New York Magazine’s How Not to Talk to Your Kids is scary! According to the author (and many studies) when we tell kids they are smart, they are more likely to care about looking smart and will only pick tasks they are sure to succeed in. If we tell them they did really well because they worked really hard, they are more likely to keep trying hard.
“When we praise children for their intelligence,” Dweck wrote in her
study summary, “we tell them that this is the name of the game: Look
smart, don’t risk making mistakes.”
In one study teachers said that students who were taught that they could work at being smart improved their study habits and grades. Those that had been told they did well because they were smart, didn’t improve.
Children are also dismissing compliments because they are getting too many insincere ones, "a teacher who praises a child may be unwittingly sending the message
that the student reached the limit of his innate ability, while a
teacher who criticizes a pupil conveys the message that he can improve
his performance even further."
Another point they made is a random reward is better than a reward everytime.

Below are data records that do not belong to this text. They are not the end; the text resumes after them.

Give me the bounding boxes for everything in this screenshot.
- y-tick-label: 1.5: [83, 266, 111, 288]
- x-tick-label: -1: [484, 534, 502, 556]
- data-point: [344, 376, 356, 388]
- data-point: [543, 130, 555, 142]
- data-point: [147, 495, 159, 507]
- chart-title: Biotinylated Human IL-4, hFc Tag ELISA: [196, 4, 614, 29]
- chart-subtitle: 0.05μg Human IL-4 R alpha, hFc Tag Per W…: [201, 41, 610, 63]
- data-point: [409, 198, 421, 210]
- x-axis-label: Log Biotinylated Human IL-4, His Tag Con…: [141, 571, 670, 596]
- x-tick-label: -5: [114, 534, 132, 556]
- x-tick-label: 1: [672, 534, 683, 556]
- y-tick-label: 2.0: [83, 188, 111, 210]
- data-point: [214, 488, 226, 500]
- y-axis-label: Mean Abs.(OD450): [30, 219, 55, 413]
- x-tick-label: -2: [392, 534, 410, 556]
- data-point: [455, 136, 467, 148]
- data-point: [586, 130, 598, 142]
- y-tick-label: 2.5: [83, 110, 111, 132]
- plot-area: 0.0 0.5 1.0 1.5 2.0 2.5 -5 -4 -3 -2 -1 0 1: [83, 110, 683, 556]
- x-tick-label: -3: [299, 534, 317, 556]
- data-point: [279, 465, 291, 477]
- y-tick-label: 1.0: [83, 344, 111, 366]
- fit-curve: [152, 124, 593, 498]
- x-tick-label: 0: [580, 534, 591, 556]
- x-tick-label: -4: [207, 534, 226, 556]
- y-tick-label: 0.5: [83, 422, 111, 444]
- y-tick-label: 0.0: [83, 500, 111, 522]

I remember this from college psychology and dog training. A treat once in a while for a good "sit" is better than a treat for each sit. If it’s for each sit, the dog expects a reward everytime, does it just for the reward and may not do it if they don’t want a treat. If you only treat sometimes, they’ll do it everytime because they want to make sure they get the treat when it shows up!
My takeaways were:
- Make sure your praise is specific. "That catch was great" instead of "you played great."
- Praise effort as well as just ability.